In another enclosure, stands the German Schwerer Panzer Spah Wagen Reconnaissance Vehicle, rubbing shoulders with the British Matilda. This 1934 German armoured car, donning a ‘swastik’, was a vital component of Adolf Hitler’s fleet. Once adversaries, both these vehicles saw extensive action during the North African campaign and during the armoured battles in Europe and Russia and during the Battle of EI-Alamein under the command of British Commander General Montgomery.

All exhibits still carry their distinguishing insignia, formation signs and names on the machines. These insignias speak of a special relationship that developed between man and machine while fighting together. Some of the exhibits are permanently battle scarred.

At the far end of the museum is a memory hall, which houses memorabilia of all regiments of the Armoured Corps.

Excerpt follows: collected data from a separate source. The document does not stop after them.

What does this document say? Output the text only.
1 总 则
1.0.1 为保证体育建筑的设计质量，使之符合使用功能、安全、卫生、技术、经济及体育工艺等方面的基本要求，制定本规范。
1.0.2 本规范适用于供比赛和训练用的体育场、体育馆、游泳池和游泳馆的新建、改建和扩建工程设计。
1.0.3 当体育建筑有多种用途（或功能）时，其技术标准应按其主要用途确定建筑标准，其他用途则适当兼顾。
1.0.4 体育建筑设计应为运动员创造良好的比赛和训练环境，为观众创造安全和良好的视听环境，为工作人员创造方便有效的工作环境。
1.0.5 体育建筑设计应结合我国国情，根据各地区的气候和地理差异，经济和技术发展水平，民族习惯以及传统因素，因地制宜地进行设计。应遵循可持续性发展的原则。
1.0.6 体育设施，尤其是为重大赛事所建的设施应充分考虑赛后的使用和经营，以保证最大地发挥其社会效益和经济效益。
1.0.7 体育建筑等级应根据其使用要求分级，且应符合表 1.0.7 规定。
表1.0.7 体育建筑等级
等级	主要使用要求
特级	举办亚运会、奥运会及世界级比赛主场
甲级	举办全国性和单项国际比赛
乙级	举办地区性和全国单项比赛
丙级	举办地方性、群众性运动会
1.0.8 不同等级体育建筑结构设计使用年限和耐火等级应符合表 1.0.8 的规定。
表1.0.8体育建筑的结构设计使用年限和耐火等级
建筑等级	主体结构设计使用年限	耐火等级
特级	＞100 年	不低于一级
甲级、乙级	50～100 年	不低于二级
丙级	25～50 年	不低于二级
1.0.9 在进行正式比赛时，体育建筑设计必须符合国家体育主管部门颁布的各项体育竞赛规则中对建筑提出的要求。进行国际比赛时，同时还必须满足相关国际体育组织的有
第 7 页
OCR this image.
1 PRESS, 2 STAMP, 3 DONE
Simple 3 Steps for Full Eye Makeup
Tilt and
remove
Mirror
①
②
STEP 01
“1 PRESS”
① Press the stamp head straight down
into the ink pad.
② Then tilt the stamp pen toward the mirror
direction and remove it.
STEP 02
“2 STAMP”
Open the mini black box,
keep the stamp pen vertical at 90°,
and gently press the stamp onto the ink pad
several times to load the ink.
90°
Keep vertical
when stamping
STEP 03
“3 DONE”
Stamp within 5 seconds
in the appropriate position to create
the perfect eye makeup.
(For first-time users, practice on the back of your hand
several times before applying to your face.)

The oldest is from the 16th Light Cavalry, which was raised in 1776.

There is another hall, which has photographs and inscriptions of gallantry award winners, who distinguished themselves in battle and the descriptions of various battles by the formations and units of the Armoured Corps.

The exhibits at the Cavalry Tank Museum show how the evolution of the Armoured Fighting Vehicle occurred and how it has come a long way from the awkward, defect-prone, smoke-spitting behemoth and has evolved into a sophisticated computer-driven war machine, which finds no resemblance to the machines of the yesteryear.

The museum is also a testimony to the fighting spirit of tank men, bound together in a unique camaraderie with their machines. It also provides these machines a final resting place, where they stand as resplendent testimonials to the glorious legacy of the Indian Armoured Corps.